According to the Texas Scorecard, Yelp added a disclaimer to the pages of pregnancy resource centers that do not perform abortions. The disclaimer stated that the centers “typically provide limited medical services and may not have licensed medical professionals onsite.”

Paxton argues that such language is deceptive and incorrect, as pregnancy resource centers often offer medical services with licensed medical specialists onsite. The lawsuit alleges that Yelp violated Texas’ Deceptive Trade Practices Act. Paxton said that Yelp cannot deceive the public simply because the company disagrees with Texas’ abortion laws.

Yelp CEO Jeremy Stoppelman had previously issued a public statement arguing that companies should take action in the wake of the Supreme Court’s overturning of Roe v. Wade in 2022.

“Restricting women’s rights to decide when to start or expand their families impedes on their constitutional liberties, denies them their human rights, and jeopardizes the progress they have made over the past 50 years. It’s high time that business leaders use their platform and influence to help ensure that reproductive rights are codified into law,” Stoppelman wrote last year in an op-ed.

Stoppelman recently claimed the allegedly misleading language had been removed from its pregnancy resource center descriptions, but Paxton is still going through with the lawsuit.

“[W]hatever the merits of informing consumers about where they can seek an abortion, that goal is completely irrelevant to Yelp’s misleading consumer notice about whether pregnancy resource centers perform medical services or have licensed medical professionals. … Yelp refused to remove the misleading disclaimer for several months, likely diverting consumers from seeking pregnancy resource centers’ services in favor of other facilities that lacked the misleading disclosure,” the lawsuit reads.
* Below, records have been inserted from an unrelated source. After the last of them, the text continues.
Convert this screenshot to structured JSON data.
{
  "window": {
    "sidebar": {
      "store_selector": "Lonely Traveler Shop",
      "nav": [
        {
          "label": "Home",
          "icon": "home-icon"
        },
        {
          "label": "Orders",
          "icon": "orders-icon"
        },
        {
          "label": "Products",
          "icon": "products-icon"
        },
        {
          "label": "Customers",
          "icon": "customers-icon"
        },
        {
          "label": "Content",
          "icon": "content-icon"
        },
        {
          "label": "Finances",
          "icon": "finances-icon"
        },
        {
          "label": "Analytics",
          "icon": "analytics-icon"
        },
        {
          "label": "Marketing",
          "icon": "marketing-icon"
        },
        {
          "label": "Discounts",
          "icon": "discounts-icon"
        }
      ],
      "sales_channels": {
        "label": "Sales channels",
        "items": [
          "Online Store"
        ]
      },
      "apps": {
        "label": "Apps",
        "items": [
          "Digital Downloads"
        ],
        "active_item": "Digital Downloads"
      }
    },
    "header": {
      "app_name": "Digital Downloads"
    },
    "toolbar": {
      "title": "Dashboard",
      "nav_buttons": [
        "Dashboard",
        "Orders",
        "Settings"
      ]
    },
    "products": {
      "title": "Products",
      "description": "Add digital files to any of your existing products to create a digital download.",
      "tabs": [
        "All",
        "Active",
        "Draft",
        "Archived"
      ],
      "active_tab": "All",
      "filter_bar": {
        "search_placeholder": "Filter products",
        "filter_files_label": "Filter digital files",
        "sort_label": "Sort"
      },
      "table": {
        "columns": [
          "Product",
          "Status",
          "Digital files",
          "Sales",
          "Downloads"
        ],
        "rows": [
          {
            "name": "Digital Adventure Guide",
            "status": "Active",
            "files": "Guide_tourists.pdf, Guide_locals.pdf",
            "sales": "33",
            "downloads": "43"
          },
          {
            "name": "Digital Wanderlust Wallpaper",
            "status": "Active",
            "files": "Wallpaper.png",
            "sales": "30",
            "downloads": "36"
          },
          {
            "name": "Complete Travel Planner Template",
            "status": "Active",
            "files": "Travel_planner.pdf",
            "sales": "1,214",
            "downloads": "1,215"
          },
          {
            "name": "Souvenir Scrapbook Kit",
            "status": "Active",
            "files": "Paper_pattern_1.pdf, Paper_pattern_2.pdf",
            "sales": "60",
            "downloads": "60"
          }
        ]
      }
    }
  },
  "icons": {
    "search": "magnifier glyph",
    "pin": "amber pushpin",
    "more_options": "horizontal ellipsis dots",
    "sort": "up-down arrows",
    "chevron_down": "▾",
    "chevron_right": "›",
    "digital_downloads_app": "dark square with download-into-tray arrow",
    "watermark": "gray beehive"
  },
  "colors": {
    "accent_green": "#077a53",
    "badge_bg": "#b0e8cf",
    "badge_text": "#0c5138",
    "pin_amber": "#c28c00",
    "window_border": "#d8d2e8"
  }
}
Yelp will face penalties and other legal actions for its “unlawful behavior,” Paxton said in the suit.

“It’s been well-reported that crisis pregnancy centers do not offer abortion services or referrals to them, and that many provide misleading information in an attempt to steer people seeking abortion care to other options — this often starts with an online search,” Yelp told The Wall Street Journal in a prepared statement.